What does staging of lung cancer mean?

Part of the diagnosis process is to determine the stage or extent of your cancer. This is important because it helps you and your doctor decide about the most appropriate treatment approach for you.

There are a number of tests that are completed to determine how large the tumor is, and whether the lung cancer has spread to the lymph nodes or other parts of your body. These imaging tests include CT scan, MRI (magnetic resonance imaging), positron emission tomography (PET) and bone scans. They provide a more detailed picture of the tumor and whether there is abnormal fluid buildup or swollen lymph nodes. The tests are usually painless and do not require an anesthetic.

However, not every test is appropriate for every person. It is important to talk about the plans for these procedures with your doctor.

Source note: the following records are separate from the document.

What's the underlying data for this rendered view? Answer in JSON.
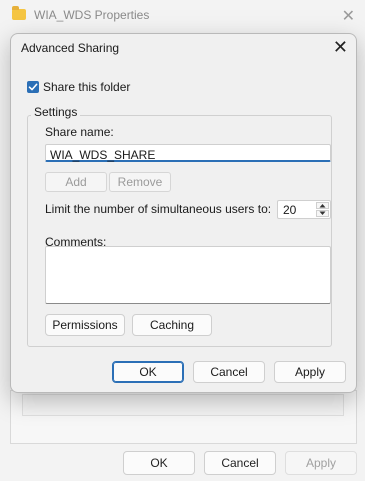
{
  "background_window": {
    "title": "WIA_WDS Properties",
    "buttons": {
      "ok": "OK",
      "cancel": "Cancel",
      "apply": "Apply"
    }
  },
  "dialog": {
    "title": "Advanced Sharing",
    "share_checkbox": {
      "label": "Share this folder",
      "checked": true
    },
    "settings": {
      "group_label": "Settings",
      "share_name_label": "Share name:",
      "share_name_value": "WIA_WDS_SHARE",
      "add_label": "Add",
      "remove_label": "Remove",
      "limit_label": "Limit the number of simultaneous users to:",
      "limit_value": "20",
      "comments_label": "Comments:",
      "comments_value": "",
      "permissions_label": "Permissions",
      "caching_label": "Caching"
    },
    "buttons": {
      "ok": "OK",
      "cancel": "Cancel",
      "apply": "Apply"
    }
  },
  "colors": {
    "accent": "#2b6fb6",
    "folder": "#f5c542"
  }
}
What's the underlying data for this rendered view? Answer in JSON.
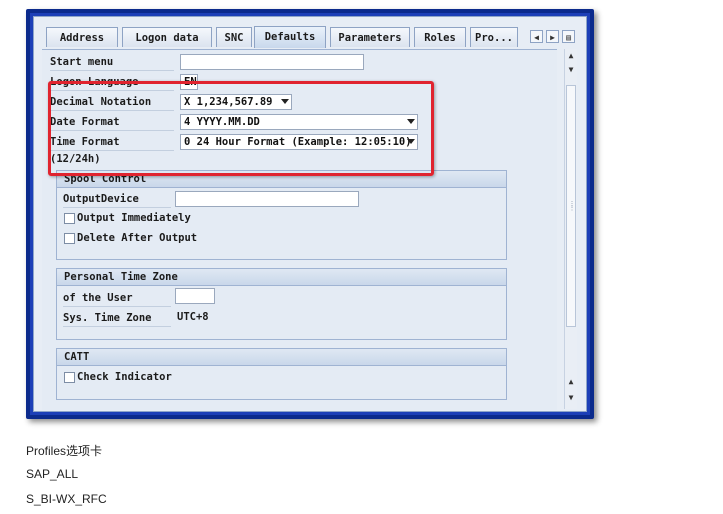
{
  "tabs": [
    {
      "label": "Address"
    },
    {
      "label": "Logon data"
    },
    {
      "label": "SNC"
    },
    {
      "label": "Defaults"
    },
    {
      "label": "Parameters"
    },
    {
      "label": "Roles"
    },
    {
      "label": "Pro..."
    }
  ],
  "active_tab": "Defaults",
  "defaults": {
    "start_menu_label": "Start menu",
    "start_menu_value": "",
    "logon_language_label": "Logon Language",
    "logon_language_value": "EN",
    "decimal_notation_label": "Decimal Notation",
    "decimal_notation_value": "X 1,234,567.89",
    "date_format_label": "Date Format",
    "date_format_value": "4 YYYY.MM.DD",
    "time_format_label": "Time Format (12/24h)",
    "time_format_value": "0 24 Hour Format (Example: 12:05:10)"
  },
  "spool": {
    "title": "Spool Control",
    "output_device_label": "OutputDevice",
    "output_device_value": "",
    "output_immediately_label": "Output Immediately",
    "delete_after_output_label": "Delete After Output"
  },
  "timezone": {
    "title": "Personal Time Zone",
    "of_the_user_label": "of the User",
    "of_the_user_value": "",
    "sys_time_zone_label": "Sys. Time Zone",
    "sys_time_zone_value": "UTC+8"
  },
  "catt": {
    "title": "CATT",
    "check_indicator_label": "Check Indicator"
  },
  "below_text": [
    "Profiles选项卡",
    "SAP_ALL",
    "S_BI-WX_RFC"
  ],
  "colors": {
    "frame": "#0b2a8c",
    "highlight": "#e0242f"
  }
}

Based on all the test results, the doctor will identify the stage of the lung cancer. Staging is a way to classify the cancer by how far and to which parts of the body it has spread. Staging helps the doctor and you plan the best treatment for you. The stages of lung cancer are as follows:

  • Stage I: Cancer is limited to the lung and has not spread to the lymph nodes. The tumor is generally smaller than 2 inches (5 centimeters) across.
  • Stage II: The tumor is larger than 2 inches or it may be a smaller tumor that involves nearby structures such as the chest wall the diaphragm or the lining around the lungs (pleura). Cancer may also have spread to the nearby lymph nodes.
  • Stage III: The tumor has grown very large and invaded other organs near the lungs. Or a smaller tumor is accompanied by cancer cells in lymph nodes farther way from the lungs.
  • Stage IV: Cancer has spread beyond the affected lung to the other lung or to distant areas of the body.

What is tumor testing?

Tumor testing is a promising new field in the diagnosis and treatment of lung cancer. It is referred to as molecular, biomarker or genomic testing and is a procedure to look for changes (mutations) in the tumor DNA. A piece of the lung cancer tissue is taken during a biopsy procedure and it is sent to a special laboratory that can identify the genomic profile of the tumor. Based on the result, a specific treatment may be available to target the specific mutation that exists in the tumor cells.